CREATIVE REFUGE

Febrik project: Book, participatory workshops in Beirut Washington, DC: Tadween Publishing, 2014

Creative Refuge was the result of two projects informed by a series of three art-based workshops – latterly becoming a book – created by Febrik. The workshops were attended by children aged 8 to 10 years-old at Beit Atfal Assomoud, in Burj El Barajne Palestinian refugee camp, Beirut, Lebanon, and aimed to explore their dreams and play, and impact upon them within this environment.

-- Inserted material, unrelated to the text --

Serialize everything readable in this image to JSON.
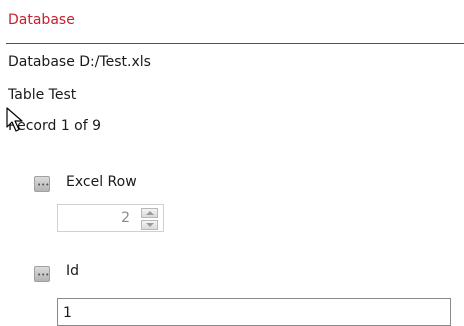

The resulting publication showcases the social and spatial findings, but also provides a catalogue of children’s stories, dreams, play spaces, and related family histories. It has also been used as an educational manual for practitioners and educators working with children in participatory creative processes, who are in particular interested in working with contextual and situated learning and issues of displacement, rights and refuge. The first of the aforementioned projects was ‘Dream Project’ (2003–4), which explored children’s dreams in relation to the limitations of their legal and social status as residents in refuge. Divided into two workshops, the first was on a purely personal level; the children made ‘dream’ costumes that reflected their wishes for a future profession. The second involved speculation of the future on a bigger, collective scale, one that included others, in which the children up-scaled their dreams into programmatic spaces in the camp.

The second project was ‘Play Space’ (2005); divided into two distinct parts, the aim was to research existing play practices using a range of art and design processes such as memory maps, plans of play and collage, and an intervention into the physical environment of the camp through proposing new play spaces.